Growth in EV battery market expanding horizons for leading oil refiner

The converse relationship between oil refineries and the battery industry has finally come to a head as one of the largest consumers of oil – vehicles – is now making a strong transition towards newer battery power sources. In fact, the electric vehicle (EV) battery market is expected to grow by more than USD 18 billion by 2020, according to B3, a Japanese market research firm specializing in lithium-ion batteries. The result is that oil refiners who for decades have experienced sheer growth in the industry are now left with the reality of a declining oil market, and those who aren’t willing to change with the times may be left in the remnants of a once-thriving oil industry.

Indeed, South Korea’s leading oil refiner SK Innovation is such one of these industry leaders who is contemplating their new role in the changing energy market. For the first time in 37 years, SK Innovation suffered an operating loss, fueling their interest in the EV battery market. At the same time, eco-friendly cars focused on cutting CO2 emissions are growing exponentially, poising them at the forefront of the energy and fuel industry as a fast-rising and quickly-expanding market with potential for long-term growth and profits for those providing new battery technologies. Investing in the battery business is a matter of logic and profits, and SK Innovation is quick to the start as they’re feeling the pressures of the oil industry decline.

Unfortunately, as with any quickly-expanding market comes the volatile roller coaster of demands and successes. The EV battery market, while having gained momentum and traction, has failed to sustain its interest in the eyes of consumers for a variety of reasons. The idea of an electric car hits a chord with newer generations who tend to take more interest in environmental concerns, but the fact of the matter is that there’s a disconnect in that interest versus an actual purchase. The reasons are still being sorted out, but likely culprits include slow battery charging times as well as a lack of infrastructure in emerging nations where capturing new markets like battery-powered vehicles is essential to having a lasting impact on future electric vehicle purchases. Additionally, falling oil prices are quick to lure customers away from a new car purchase, keeping them within the familiarities of gasoline- or diesel-fueled vehicles.

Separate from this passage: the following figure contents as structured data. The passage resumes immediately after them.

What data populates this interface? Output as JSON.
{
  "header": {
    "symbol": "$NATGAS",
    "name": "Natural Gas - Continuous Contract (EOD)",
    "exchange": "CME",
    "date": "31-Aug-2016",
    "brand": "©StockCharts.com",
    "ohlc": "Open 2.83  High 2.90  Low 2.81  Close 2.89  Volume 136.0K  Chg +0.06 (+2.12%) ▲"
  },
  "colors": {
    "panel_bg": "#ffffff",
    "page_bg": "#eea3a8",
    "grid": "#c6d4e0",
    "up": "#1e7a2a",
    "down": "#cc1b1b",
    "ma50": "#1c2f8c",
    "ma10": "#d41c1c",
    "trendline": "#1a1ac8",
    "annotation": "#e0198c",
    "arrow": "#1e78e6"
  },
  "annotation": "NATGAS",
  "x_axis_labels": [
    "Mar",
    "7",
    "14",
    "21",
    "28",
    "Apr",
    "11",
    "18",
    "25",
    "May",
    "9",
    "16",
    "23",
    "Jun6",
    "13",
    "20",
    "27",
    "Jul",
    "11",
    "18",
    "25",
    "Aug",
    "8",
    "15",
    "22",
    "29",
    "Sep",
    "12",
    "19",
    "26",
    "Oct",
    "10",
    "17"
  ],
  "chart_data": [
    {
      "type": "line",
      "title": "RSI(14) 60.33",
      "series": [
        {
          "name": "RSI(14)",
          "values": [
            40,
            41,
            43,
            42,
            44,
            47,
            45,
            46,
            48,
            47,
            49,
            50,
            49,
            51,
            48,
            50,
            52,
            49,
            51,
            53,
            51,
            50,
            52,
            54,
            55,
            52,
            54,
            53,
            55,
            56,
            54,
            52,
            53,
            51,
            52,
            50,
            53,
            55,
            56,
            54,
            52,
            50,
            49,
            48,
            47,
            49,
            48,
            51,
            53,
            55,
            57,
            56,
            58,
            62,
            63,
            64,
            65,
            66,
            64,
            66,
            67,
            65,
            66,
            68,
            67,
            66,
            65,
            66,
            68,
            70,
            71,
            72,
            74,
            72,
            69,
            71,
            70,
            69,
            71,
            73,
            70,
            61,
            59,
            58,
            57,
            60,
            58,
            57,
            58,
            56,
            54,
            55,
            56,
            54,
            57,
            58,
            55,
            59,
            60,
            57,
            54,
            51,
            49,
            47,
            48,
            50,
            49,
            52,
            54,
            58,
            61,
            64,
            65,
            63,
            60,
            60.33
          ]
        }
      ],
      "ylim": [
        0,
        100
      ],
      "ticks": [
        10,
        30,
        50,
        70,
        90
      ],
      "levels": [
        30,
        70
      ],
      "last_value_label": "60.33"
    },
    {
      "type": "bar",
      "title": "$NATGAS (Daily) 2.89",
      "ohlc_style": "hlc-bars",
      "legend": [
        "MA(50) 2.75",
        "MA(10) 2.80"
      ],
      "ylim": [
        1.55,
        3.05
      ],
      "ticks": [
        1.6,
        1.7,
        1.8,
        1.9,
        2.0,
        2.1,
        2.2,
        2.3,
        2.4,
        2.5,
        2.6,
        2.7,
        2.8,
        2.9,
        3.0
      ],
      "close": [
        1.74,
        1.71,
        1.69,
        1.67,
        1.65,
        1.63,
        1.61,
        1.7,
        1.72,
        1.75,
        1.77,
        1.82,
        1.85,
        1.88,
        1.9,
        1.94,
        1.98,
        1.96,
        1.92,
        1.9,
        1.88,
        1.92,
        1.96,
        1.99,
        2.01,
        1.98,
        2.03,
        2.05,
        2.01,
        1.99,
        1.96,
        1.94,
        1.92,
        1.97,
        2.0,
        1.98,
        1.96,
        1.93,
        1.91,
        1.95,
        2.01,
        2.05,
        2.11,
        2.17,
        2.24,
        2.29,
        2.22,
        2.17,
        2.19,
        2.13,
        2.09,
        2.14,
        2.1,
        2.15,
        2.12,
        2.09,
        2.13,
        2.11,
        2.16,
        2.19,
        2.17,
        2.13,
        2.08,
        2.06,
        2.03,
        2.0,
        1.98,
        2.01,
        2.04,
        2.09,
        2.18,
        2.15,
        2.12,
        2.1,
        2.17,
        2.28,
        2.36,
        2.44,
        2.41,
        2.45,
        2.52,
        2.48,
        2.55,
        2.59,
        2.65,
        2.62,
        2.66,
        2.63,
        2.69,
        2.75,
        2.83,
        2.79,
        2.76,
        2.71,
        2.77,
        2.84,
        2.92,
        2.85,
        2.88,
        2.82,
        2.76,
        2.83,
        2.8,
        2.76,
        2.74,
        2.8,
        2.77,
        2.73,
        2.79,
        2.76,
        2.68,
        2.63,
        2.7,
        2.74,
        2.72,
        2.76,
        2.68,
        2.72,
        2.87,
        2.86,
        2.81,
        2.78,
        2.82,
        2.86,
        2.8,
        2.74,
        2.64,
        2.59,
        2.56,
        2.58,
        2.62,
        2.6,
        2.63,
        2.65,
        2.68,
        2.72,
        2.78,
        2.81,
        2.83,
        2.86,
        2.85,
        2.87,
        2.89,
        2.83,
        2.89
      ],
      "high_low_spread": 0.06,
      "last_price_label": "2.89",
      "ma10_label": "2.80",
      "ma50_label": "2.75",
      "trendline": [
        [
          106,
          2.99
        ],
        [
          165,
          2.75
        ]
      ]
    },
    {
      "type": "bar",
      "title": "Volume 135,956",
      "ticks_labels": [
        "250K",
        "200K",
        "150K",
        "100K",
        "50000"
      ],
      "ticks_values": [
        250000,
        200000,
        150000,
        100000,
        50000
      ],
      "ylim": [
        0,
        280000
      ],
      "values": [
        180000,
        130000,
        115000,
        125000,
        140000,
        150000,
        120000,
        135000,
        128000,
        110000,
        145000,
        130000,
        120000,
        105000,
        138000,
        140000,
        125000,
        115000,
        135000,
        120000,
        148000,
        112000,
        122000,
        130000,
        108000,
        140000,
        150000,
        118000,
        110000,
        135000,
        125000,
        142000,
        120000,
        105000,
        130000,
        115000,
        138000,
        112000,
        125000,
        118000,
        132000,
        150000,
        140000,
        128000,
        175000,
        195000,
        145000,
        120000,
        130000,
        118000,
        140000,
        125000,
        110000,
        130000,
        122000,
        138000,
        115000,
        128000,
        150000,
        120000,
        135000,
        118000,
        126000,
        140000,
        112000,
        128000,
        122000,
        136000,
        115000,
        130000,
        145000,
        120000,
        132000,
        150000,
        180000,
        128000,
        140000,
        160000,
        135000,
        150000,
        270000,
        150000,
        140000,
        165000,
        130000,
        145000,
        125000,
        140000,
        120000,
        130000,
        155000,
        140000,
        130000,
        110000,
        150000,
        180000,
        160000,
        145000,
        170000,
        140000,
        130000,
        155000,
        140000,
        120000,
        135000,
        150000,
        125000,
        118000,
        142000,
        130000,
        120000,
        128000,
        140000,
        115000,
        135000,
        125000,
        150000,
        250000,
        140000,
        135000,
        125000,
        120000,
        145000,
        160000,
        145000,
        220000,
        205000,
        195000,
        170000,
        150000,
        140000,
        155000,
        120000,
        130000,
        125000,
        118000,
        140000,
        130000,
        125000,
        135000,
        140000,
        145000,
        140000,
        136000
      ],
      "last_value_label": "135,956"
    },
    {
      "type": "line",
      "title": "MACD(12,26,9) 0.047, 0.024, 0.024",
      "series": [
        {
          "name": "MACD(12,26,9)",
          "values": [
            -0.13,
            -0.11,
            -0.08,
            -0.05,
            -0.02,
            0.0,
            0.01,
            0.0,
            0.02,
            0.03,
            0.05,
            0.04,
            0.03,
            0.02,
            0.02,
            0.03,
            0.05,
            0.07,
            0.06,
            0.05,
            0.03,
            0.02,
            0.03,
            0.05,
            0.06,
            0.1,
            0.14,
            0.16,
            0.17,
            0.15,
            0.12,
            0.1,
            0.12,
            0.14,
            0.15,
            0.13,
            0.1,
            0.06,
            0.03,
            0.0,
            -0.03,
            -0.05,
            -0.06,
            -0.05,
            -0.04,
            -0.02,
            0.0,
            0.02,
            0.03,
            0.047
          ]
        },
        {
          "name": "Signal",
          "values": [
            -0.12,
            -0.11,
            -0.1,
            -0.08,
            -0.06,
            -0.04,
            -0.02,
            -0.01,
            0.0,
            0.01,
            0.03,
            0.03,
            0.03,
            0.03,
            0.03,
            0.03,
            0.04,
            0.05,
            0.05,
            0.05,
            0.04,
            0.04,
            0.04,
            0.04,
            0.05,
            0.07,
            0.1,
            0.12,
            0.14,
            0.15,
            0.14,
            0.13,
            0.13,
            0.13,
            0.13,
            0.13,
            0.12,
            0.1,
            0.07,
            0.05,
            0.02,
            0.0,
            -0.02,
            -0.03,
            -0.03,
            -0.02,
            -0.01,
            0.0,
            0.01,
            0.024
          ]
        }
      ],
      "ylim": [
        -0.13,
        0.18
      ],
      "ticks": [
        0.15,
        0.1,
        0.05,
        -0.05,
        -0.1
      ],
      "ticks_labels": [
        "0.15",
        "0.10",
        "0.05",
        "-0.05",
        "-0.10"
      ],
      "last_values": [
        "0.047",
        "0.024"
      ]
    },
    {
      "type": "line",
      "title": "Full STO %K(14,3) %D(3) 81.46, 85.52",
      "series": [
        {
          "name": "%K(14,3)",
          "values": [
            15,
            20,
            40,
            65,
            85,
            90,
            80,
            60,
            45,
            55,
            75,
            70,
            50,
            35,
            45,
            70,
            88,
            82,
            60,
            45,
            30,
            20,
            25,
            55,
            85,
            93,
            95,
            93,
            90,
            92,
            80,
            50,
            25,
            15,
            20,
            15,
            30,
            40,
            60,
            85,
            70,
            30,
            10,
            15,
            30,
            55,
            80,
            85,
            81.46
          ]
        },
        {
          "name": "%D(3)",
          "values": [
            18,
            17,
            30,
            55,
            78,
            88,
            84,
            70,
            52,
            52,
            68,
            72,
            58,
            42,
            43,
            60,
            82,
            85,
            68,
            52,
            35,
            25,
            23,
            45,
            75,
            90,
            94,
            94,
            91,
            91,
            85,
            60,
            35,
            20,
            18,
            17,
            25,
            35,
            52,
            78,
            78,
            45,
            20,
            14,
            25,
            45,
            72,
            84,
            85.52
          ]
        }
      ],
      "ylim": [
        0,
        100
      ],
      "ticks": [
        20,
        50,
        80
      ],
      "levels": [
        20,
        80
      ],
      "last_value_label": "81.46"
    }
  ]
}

Thus, while the EV battery market is opening another window of opportunity for oil players such as SK Innovation, full-throttle backing from leaders in the oil industry will likely still take years. Oil refiners willing to change with the times recognize the challenges in the battery industry but foresee the potential growth, giving them enough motivation to invest in highly-efficient, affordable battery technology with the hopes of reaping profits in the future.